Winterknoblauch hat nicht gern nasse Füsse, er wächst lieber auf einem Damm. (Bild: Eveline Dudda)

Keine nassen Füsse im Winter

Eveline Dudda Kommentare

Im Sommer wäre ich gerne Tag und Nacht im Freien, im Win­- ter ziehe ich die warme Stube vor. Diese Wahl hat mein Ge­müse nicht, es muss draussen bleiben. Dem Wintergemüse macht Kälte wenig aus – zumindest so­lange es keine «nassen Füsse» hat. Bei Staunässe nimmt die Winterhärte rapide ab, und wenn die Wurzeln erst einmal verfault sind, erholt sich die Pflanze mehr. Winterliche Staunässe ist gerade auf den Rietböden im Rheintal keine Seltenheit. Das Nasse-Füsse-Problem lässt sich dort entschärfen, indem man Winterknoblauch, -zwiebeln, -kopfsalat, -spinat usw. auf Dämmen anbaut.

Bereits auf einem zehn Zentimeter hohen Erdwall stehen die Pflanzen quasi «über den Dingen» und überwintern besser. Der Nachteil: In sehr niederschlagsarmen Wintern kann es passieren, dass die Dämme austrocknen. Dann muss man auch mal giessen, um Frosttrocknis zu vermeiden. Allerdings nur an frostfreien Tagen und nur mit so viel Wasser, wie der Boden schlucken kann.
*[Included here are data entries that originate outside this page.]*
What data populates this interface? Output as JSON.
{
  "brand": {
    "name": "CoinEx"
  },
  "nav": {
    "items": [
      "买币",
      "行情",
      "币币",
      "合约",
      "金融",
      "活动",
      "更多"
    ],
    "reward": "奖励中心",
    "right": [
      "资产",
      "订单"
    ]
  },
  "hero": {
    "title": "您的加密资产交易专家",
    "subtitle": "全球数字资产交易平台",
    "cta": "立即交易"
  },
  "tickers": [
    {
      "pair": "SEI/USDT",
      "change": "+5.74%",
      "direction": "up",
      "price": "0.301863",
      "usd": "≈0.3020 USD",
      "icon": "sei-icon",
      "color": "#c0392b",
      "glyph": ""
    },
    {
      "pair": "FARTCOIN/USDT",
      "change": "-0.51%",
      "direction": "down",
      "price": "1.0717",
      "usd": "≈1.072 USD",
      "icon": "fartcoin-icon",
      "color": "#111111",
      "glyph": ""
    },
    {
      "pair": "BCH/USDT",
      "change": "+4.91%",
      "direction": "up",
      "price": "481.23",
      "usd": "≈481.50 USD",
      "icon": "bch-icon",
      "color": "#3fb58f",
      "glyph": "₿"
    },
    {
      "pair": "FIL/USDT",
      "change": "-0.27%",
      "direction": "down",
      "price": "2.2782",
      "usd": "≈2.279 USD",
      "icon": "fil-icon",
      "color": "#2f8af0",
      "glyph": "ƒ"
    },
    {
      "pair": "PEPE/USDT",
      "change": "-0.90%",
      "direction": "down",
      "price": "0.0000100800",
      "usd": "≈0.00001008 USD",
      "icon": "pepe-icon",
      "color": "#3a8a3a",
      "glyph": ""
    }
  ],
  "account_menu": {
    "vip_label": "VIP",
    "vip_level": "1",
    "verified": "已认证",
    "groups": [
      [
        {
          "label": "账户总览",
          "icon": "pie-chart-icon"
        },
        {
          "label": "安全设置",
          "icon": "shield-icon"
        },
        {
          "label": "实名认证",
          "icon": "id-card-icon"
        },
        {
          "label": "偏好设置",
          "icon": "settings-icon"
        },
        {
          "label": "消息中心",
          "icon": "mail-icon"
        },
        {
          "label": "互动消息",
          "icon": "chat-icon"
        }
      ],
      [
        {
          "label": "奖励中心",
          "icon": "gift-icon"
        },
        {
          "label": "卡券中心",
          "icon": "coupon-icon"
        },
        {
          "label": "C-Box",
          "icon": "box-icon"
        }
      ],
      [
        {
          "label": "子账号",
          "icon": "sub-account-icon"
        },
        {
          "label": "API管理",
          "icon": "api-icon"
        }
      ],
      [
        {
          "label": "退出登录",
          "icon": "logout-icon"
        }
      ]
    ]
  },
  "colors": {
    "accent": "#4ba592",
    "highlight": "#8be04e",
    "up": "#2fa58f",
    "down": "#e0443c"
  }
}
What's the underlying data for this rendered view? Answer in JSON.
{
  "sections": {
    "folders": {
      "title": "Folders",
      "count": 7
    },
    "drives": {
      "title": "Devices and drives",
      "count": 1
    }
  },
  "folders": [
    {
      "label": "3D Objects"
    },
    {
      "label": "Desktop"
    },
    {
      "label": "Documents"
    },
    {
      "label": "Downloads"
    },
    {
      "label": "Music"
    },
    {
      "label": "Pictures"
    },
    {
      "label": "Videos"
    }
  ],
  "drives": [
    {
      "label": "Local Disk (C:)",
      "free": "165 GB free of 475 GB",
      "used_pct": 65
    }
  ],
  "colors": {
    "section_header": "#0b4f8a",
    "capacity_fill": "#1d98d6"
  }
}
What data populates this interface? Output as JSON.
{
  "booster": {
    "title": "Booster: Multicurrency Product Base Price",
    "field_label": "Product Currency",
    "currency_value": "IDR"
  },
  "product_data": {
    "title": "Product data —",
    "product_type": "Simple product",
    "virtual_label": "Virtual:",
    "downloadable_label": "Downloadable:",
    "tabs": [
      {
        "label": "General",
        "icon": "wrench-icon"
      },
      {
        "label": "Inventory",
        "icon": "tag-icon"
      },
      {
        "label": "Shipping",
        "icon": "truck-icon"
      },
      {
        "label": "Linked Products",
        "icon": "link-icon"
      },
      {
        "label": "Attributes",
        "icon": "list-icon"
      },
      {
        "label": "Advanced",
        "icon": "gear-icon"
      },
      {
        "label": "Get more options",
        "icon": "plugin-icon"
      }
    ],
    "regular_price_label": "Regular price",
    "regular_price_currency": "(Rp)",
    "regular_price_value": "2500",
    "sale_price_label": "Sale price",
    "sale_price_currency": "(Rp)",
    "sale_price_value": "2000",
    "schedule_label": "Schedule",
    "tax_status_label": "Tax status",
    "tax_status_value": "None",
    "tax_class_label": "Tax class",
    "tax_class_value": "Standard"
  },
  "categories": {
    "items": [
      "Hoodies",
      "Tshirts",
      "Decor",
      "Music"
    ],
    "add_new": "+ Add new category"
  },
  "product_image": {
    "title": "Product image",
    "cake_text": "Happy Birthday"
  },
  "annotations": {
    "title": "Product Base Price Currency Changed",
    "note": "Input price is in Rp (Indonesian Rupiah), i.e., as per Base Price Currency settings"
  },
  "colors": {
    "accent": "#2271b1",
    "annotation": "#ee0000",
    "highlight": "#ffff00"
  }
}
Mitunter kann man beobachten, dass das Gemüse in höheren Lagen besser überwintert als im Tal. Das liegt fast immer am Schnee. Unter einer dicken Schicht aus lockerem Schnee kann die Temperatur in Bodennähe bis zu zehn Grad höher ausfallen als über dem Schnee. Nasser Schnee bewirkt allerdings das Gegenteil, er wirkt wie ein Kältespeicher. Man tut den Pflanzen also keinen Gefallen, wenn man nassen Schnee in die Beete schaufelt. Sie freuen sich eher über eine Schneemauer am Beetrand, die die Bise abhält. Wer schon mal im Wind in der Kälte stand, weiss wie sehr die gefühlte Temperatur von der gemessenen Temperatur abweichen kann.

Wintergemüse hat die beneidenswerte Fähigkeit, im Winter die Zahl Moleküle im Gewebe zu erhöhen und natürliche Frostschutzmittel einzulagern. Dieser Prozess braucht allerdings Zeit. Diese Zeit haben die Pflanzen nur, wenn man sie nicht gleich bei der ersten herbstlichen Bise von Kopf bis Fuss einpackt. Am besten greift man erst dann zu einem Vlies oder sonstigem Winterschutz, wenn die Kälte direkt vor der Tür steht – und wir uns gerne ins warme Haus zurückziehen.